In this test result,visionworks performance is better than opencv, but I don’t know how this result happened.

so my question is…

  1. why the visionworks didn’t show high enery efficiency compare to the opencv when we test this in image processing?

  2. why the visionworks streaming process(video process) is better performance than opencv?
    (In my case in the 2K video, actual computation time is 3 times better than opencv )

  3. is there any problem in my opencv code? and do this code problem make that performance difference?

#include "opencv2/opencv.hpp"
#include <iostream>
#include "opencv2/gpu/gpu.hpp"
using namespace cv;
using namespace std;
int main(int, char**)
    VideoCapture cap("NORWAY 2K.mp4"); // open video
    if(!cap.isOpened())  // check if we succeeded
        return -1;
    double fps = cap.get(CV_CAP_PROP_FPS);
    // For OpenCV 3, you can also use the following
    // double fps = video.get(CAP_PROP_FPS);
    cout << "Frames per second using video.get(CV_CAP_PROP_FPS) : " << fps << endl;
	Mat frame;
	gpu::GpuMat src;
	Size ksize;
	ksize.width =3;
	ksize.height =3;
	cv::gpu::GpuMat gray;
	cv::gpu::GpuMat blurred;
	cv::gpu::GpuMat edges;
	const int64 startWhole = getTickCount();	

        cap >> frame; // get a new frame from camera

        cv::gpu::cvtColor(src, gray, CV_BGR2GRAY);

        gpu::boxFilter(gray, blurred, -1,ksize);
        gpu::Canny(blurred, edges, 120, 240, 3, false);	
	Mat edges_host;;
	double timeSec = (getTickCount() - startWhole) / getTickFrequency();
	std::cout << "Whole Time : " << timeSec << " sec" << std::endl;
         imshow("edges", edges_host);

        if(waitKey(30) >= 0) break;
    return 0;
  1. I think that opencv gpu module is represented the common CUDA kernel process. so, Can I assume that the visionworks’s advantage in my today test is special characteristic of visionworks compare to the normal CUDA kernel process or Is that just weakness of opencv library?
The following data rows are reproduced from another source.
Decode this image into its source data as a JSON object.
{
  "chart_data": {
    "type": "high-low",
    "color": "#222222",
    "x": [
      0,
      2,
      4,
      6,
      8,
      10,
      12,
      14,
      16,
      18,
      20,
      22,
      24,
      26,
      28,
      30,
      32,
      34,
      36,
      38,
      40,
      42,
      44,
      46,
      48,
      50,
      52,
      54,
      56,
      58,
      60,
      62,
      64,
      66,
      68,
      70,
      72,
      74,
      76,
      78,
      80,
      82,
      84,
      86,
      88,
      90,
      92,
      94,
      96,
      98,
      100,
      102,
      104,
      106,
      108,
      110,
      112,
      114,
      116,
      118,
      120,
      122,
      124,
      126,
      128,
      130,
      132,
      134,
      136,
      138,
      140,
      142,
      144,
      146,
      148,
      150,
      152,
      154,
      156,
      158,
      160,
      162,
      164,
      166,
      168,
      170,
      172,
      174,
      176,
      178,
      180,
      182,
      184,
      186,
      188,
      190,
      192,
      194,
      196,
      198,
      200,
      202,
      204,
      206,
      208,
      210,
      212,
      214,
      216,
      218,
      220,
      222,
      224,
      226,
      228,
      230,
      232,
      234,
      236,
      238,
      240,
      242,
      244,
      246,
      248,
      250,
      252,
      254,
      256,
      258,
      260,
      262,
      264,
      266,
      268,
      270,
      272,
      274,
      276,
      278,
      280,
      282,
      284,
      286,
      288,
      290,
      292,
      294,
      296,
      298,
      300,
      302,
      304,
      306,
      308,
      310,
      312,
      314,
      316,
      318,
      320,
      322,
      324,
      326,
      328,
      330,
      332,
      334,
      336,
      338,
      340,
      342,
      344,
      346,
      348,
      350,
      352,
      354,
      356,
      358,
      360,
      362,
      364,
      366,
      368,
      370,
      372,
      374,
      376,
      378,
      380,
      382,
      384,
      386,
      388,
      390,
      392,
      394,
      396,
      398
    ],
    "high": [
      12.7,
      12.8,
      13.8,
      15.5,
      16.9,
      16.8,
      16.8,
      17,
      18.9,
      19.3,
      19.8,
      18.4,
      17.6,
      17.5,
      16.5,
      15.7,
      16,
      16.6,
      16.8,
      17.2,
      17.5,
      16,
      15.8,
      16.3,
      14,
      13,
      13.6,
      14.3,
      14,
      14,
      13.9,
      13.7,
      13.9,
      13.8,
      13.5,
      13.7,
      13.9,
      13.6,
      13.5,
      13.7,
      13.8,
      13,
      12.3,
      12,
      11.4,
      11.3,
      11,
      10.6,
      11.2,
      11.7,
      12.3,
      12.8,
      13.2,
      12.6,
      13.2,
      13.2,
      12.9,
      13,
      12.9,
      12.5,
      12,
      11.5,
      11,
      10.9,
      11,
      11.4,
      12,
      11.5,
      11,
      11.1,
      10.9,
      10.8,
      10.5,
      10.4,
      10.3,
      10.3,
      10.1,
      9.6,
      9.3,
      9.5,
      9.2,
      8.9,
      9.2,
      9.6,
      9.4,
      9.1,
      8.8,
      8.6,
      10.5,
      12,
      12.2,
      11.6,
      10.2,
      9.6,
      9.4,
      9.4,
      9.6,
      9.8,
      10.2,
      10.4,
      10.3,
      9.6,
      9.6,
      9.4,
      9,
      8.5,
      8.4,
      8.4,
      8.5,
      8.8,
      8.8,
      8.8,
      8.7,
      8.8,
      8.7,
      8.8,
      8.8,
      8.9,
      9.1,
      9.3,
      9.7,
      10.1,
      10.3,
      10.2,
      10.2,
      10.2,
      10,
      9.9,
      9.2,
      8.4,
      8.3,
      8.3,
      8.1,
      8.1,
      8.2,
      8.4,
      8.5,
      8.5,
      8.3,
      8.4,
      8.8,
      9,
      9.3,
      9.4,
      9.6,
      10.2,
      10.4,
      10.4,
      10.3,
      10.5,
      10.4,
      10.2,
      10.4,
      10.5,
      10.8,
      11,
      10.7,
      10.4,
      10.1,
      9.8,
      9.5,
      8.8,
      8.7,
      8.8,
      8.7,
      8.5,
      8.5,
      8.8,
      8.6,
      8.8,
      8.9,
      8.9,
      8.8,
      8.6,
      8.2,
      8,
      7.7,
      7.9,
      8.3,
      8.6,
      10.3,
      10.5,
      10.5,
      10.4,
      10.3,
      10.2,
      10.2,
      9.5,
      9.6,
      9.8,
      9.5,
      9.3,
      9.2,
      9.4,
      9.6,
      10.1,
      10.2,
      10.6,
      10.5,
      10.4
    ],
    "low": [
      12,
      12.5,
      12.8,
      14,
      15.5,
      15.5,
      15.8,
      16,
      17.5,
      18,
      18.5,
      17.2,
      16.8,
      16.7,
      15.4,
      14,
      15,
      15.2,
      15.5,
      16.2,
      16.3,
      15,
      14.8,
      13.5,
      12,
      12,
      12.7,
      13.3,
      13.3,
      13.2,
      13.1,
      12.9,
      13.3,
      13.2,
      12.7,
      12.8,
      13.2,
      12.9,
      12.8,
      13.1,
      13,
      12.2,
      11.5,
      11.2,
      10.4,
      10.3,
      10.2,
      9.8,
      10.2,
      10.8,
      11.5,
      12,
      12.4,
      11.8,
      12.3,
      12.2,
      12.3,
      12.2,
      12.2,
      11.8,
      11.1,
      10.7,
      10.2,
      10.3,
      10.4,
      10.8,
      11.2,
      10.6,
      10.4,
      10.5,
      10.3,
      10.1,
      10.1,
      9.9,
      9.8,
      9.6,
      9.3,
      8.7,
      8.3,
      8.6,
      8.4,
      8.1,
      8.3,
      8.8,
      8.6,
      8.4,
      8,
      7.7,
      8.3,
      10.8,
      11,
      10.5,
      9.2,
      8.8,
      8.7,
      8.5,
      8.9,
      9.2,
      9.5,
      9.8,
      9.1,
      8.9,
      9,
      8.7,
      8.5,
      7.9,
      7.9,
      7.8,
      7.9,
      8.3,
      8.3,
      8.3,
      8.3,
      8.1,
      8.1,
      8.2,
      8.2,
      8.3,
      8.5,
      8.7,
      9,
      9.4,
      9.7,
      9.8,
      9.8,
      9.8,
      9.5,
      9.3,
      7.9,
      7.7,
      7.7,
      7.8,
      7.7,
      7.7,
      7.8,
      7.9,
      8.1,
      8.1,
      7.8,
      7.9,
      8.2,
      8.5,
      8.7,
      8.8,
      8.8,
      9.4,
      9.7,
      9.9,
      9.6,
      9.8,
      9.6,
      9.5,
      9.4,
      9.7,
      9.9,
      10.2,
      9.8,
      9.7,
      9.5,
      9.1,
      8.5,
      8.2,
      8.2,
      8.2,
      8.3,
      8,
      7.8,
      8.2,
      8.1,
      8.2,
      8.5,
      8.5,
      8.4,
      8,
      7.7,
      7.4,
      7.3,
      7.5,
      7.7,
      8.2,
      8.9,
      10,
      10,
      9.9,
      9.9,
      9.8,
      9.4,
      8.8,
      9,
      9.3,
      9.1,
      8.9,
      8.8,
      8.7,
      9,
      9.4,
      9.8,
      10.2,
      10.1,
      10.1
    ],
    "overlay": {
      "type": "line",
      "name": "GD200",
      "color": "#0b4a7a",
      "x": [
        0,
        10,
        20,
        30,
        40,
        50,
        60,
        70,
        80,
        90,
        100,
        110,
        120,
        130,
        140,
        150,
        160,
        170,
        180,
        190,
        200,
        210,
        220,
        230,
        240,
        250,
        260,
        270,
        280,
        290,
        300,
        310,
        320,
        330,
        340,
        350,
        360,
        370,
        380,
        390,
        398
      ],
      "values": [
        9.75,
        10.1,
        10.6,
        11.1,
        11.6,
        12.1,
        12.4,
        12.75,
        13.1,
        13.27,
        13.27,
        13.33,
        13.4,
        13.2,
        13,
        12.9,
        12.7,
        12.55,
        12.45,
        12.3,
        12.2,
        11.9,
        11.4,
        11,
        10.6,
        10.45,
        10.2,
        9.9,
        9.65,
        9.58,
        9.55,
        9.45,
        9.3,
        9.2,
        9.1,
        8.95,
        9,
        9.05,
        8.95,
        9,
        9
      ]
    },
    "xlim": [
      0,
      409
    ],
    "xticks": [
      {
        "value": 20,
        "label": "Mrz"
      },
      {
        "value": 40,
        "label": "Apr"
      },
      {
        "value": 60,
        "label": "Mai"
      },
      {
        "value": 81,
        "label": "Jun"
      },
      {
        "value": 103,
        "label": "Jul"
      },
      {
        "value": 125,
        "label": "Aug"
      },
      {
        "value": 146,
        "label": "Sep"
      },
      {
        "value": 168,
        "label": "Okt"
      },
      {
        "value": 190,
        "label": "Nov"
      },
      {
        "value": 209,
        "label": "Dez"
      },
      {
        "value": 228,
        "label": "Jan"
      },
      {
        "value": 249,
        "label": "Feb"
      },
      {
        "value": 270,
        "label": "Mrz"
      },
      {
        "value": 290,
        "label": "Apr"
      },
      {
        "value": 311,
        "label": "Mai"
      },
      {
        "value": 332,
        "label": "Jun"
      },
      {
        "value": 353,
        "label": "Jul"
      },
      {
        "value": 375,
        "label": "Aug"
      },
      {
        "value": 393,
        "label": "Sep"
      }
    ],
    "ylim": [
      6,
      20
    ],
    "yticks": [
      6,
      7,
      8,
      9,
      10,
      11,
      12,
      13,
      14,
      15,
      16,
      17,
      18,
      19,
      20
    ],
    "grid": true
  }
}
Is My Assumption right?


Thanks for your question.

Do you use opencv4tegra? And could you share the power data you measured for us checking?

The main advantage of Visionworks is that besides computation, we also optimize data transfer.

For example,

cap >> frame; // get a new frame from camera

This procedure lower the performance since the flow is: frame -> cpu -> gpu
In visionworks, we read frame directly into gpu-accessible memory, that is: frame -> gpu

This video can give you some hint:

Thank you AastalLL,
After I received your response, I modify my code and I realize some mistake about when I test visionworks image processing. So, I think I should test again about image process and video processing.

Before I upload the power data, I’m curious about how visionworks can be directly into gpu,

I think visionworks use CUDA unified memory for this, is it right?
then if I make visionworks user kernel, Can I make user kernel by cuda code?


Thanks for your feedback.

Actually, visionworks is a wrapper for some low-level camera framework, ex. v4l2, gstreamer…
In tegra, CPU and GPU share the same memory.
Usually, camera framework allocate a DMA buffer and then register this buffer via EGL to make it GPU accessible.